The elimination method is a powerful tool when it comes to solving systems of equations. Its key idea revolves around eliminating one of the variables in order to simplify the system and make it easier to solve for the remaining variables. In our example, we want to eliminate the variable \(x\). Here's the process:

• Align the equations so that the corresponding terms are in the same order.
• Apply operations such as addition, subtraction, multiplication, or division to eliminate a variable. In this case, we subtract one equation from the other.

This subtraction eliminates the \(x\) term from both equations:

• Equation 1: \(x + Ay = 1\)
• Equation 2: \(x + By = 1\)
• Subtract Equation 2 from Equation 1 to get: \((x + Ay) - (x + By) = 1 - 1\)
• Simplified result is: \(Ay - By = 0\)

By eliminating \(x\), we now have a single equation with one variable, \(y\). This drastically simplifies the problem and paves the way to finding the solution.
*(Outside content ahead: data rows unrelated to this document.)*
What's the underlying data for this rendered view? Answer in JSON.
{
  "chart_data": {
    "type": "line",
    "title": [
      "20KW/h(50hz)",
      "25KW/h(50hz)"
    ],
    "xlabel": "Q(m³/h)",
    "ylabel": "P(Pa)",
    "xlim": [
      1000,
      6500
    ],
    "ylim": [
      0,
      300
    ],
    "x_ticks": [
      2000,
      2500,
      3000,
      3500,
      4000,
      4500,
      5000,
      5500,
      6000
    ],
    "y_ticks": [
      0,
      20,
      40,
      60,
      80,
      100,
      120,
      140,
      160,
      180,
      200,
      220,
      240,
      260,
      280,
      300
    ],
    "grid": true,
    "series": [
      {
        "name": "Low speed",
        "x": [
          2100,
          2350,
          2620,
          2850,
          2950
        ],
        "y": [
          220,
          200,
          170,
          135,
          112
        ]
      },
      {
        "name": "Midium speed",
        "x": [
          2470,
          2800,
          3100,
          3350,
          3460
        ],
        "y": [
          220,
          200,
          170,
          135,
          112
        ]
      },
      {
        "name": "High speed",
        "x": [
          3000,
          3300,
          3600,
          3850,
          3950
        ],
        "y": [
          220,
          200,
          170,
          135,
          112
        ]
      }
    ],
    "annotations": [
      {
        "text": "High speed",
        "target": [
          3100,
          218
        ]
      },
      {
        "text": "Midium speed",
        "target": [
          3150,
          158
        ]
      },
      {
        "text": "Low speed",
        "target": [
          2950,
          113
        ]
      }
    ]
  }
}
Solving equations is the act of finding the value(s) of the variable(s) that satisfy the given equation(s). Once we isolate a variable using the elimination method, the next step is to solve for it. In our example, after eliminating \(x\), we are left with:

• Equation: \(Ay - By = 0\)
• This leads to \((A - B)y = 0\)

To solve this equation for \(y\), notice that it's a product equaling zero. For this product to hold true given \(A eq B\), we conclude:

• \(y = 0\)

Substitute back to find \(x\) using any of the original equations:

• For \(x + Ay = 1\) and \(y = 0\):
• \(x + A(0) = 1\)
• Thus, \(x = 1\)

Verification is an essential step. We check our solutions by substituting \(y = 0\) and \(x = 1\) back into the second equation \((x + By = 1)\) and confirming they satisfy it.

Understanding algebraic expressions is crucial when working with systems of equations. In any algebraic manipulation, expressions are the foundation. They consist of constants, variables, and operations such as addition and subtraction.
In our exercise, we deal with algebraic expressions like \(x + Ay\) and \(x + By\). Here:

• "x" and "y" are variables, while "A" and "B" are constants.
• The expressions are linear, meaning each variable is to the power of one.
• This simplicity allows us to solve the system using straightforward techniques such as elimination.

Factoring is an important operation in algebra. When we reached the equation \(Ay - By = 0\), factoring out \(y\) resulted in \(y(A - B)\) which simplified the equation and allowed us to determine \(y = 0\).
Understanding these expressions both in structure and application is essential to effectively solving equations. Whether it's recognizing how to rearrange terms or factor constants and variables, mastering expressions is key to success in algebra.